Fruto de nada menos que onze anos de pesquisa e produção, a HQ Angola Janga é a afirmação definitiva do talento – e da garra – do quadrinista, mestre em história da arte pela USP, Marcelo D’Salete.
Monumental – do alto de 432 páginas –, Angola Janga, contudo, não reafirma só o talento de seu criador, já conhecido por outras elogiadas HQs, como Cumbe (2014) e Encruzilhada (2016), mas também traz uma visão épica e mais abrangente do assunto.
Em Angola Janga, aprendemos – entre outras coisas – que a história de Palmares não se resume a Zumbi, Ganga Zumba e o bandeirante Domingos Jorge Velho.
Muitos são os personagens desta história, resgatados por D’Salete através de extensa pesquisa (referenciada na vasta bibliografia ao fim do livro) e também na pesquisa de campo em Alagoas.
Adicione-se a isto a espetacular e detalhada arte em preto & branco (é visível a evolução no traço do artista desde Cumbe) e a narrativa segura, cinematográfica, da HQ – e o resultado é um só: um clássico instantâneo dos quadrinhos.
Não a toa, Angola Janga já tem sua publicação assegurada na França (agora em abril, pela editora Çà et Là), Portugal (pela Polvo), Polônia (Timof) e EUA (Fantagraphics).
“Grande parte das críticas foram positivas e nas livrarias o livro está indo muito bem”, conta D’Salete por email.
Necessária, Angola Janga deveria ser adotada em escolas pelos professores de História – mesmo correndo o absurdo risco nos dias de hoje, de ainda ser denunciado como algum tipo de “doutrinação”.
“É difícil não assumir lados. Posicionamentos contrários podem acontecer. A princípio, não é um problema. Faz parte do jogo. Por outro lado, o que vivemos agora, socialmente, não é apenas contraposição, mas uma tentativa de calar e obstruir o diálogo. Em relação a isso, é preciso se posicionar”, afirma o artista.

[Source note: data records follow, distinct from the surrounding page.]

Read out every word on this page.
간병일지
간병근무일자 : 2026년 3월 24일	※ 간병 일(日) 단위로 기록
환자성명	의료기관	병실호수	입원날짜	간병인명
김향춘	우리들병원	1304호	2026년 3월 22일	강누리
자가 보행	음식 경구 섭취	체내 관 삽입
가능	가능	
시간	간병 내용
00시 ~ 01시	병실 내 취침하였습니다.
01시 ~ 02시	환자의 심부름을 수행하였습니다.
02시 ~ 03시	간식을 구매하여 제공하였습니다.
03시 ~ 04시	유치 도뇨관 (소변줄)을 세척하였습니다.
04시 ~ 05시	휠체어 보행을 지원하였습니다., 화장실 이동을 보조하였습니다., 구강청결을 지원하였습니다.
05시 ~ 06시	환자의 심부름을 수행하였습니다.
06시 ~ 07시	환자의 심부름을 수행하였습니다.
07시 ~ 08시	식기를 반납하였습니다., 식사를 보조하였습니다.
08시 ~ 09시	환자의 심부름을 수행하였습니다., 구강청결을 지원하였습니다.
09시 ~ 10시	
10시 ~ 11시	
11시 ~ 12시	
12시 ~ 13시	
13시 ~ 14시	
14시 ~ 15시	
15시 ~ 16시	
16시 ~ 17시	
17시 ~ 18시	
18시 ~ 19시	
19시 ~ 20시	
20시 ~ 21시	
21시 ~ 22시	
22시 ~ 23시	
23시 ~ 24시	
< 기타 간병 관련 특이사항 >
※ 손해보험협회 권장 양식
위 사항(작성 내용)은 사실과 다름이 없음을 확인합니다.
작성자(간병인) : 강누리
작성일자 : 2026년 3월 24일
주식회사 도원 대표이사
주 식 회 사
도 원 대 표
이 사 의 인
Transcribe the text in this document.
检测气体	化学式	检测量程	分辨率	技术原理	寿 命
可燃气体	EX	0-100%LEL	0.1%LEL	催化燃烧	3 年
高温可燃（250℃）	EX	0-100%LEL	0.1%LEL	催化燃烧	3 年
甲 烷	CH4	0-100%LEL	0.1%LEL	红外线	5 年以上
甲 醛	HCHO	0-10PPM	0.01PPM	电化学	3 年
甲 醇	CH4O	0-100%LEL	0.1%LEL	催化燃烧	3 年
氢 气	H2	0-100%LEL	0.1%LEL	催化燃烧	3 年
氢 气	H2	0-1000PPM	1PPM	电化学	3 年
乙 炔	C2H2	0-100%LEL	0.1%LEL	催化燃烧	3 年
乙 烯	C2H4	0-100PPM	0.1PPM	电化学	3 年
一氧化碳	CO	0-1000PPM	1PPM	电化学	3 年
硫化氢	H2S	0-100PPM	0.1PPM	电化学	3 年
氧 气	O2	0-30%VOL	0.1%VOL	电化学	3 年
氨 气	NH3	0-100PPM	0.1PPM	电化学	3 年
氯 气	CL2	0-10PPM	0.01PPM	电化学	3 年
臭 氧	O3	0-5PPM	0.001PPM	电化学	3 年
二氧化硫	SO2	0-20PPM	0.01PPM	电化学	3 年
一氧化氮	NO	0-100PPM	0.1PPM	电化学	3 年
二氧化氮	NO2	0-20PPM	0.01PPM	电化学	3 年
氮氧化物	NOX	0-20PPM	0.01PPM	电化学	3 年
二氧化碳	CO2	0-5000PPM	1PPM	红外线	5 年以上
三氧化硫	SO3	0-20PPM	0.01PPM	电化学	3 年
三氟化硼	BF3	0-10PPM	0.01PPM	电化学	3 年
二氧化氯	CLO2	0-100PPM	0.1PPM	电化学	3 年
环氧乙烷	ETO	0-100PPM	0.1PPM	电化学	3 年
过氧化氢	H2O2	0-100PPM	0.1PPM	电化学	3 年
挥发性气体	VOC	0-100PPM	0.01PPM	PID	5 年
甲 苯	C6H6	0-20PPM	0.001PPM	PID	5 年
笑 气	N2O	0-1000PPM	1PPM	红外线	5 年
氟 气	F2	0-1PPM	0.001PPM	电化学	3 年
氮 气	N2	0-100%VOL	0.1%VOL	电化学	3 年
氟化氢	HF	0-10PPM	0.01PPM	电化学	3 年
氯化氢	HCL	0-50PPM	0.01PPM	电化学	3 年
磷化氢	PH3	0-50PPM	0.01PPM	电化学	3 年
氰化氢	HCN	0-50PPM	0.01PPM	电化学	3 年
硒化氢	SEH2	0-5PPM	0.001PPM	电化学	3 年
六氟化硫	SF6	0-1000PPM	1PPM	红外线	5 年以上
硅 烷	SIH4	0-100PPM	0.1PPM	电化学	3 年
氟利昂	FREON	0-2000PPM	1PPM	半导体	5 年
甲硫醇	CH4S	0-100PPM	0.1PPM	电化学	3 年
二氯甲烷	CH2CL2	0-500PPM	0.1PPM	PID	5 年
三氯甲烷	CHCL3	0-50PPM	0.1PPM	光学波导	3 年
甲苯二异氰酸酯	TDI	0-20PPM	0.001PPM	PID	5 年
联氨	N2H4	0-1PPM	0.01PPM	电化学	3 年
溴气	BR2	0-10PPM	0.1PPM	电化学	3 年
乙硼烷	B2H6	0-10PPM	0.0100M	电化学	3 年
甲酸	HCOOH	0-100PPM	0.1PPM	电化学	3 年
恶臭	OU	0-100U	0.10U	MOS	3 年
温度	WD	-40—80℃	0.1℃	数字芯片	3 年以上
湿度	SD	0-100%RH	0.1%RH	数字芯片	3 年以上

“Nossa história tem diversos lados, precisamos estar atentos para não privilegiar apenas uma vertente. Isso já aconteceu antes em relação a história de negros e indígenas. Quase não temos direito de contá-la ao nosso modo”, percebe.
Luta ontem e hoje
Hoje em dia é difícil ter noção do que foi Palmares (ou Angola Janga: Pequena Angola, como chamavam seus habitantes).
De pé por mais de 100 anos, entre os séculos 17 e 18, esse ajuntamento de mocambos entre Alagoas e Pernambuco foi mesmo como um pedaço da África em pleno Brasil.
Sua capital, o mocambo Macaco, chegou a ter seis mil habitantes, população equivalente a qualquer grande cidade brasileira naquele período.
Na HQ, vemos que os africanos alevantados tinham sua arquitetura, sua culinária, suas religiões, seus saberes.
“Nossa história oficial tenta negar os conflitos e toda a opressão de uma ordem fundada na escravidão, no patriarcado etc. Houve inúmeras revoltas indígenas, negras e populares no passado. Nos arredores da escravidão, havia inúmeros mocambos de escravos fugidos”, afirma D’Salete.
Palmares era formado por diversos mocambos: Andalaquituche, Amaro, Curiva, Alto Magno, Tabocas, Subupira, Zumbi, Acotirene, Aqualtune, Una, Macaco, Osenga.
A sofisticação era tal que havia mocambos para produção de alimentos e um mocambo para treinamento militar (Subupira), além da capital administrativa e política (Macaco).
“Alguns (mocambos) eram grandes e fixos, outros eram menores e móveis. A tática principal desses palmaristas era, quando atacados, fugirem para outros mocambos e atacar os luso-brasileiros em momentos oportunos”, conta.
“Para isso, era relevante ter uma rede de espias nas vilas e atalaias (vigias) na serra. Estes deveriam observar qualquer passo dos inimigos. Era uma organização complexa e muito articulada, tanto que se estendeu por mais de 120 anos”, acrescenta.
Emblema do atraso que vitima o Brasil, a escravidão deixou marcas indeléveis – e este é o ponto central da HQ: “Mesmo sendo um livro histórico, tentei trazer elementos contemporâneos à obra. Situá-la num contexto atual. Este passado ainda tem relações com nosso mundo hoje. A escravidão acabou, mas certas estruturas de poder e os grupos por trás disso, alteraram-se pouco”, afirma D’Salete.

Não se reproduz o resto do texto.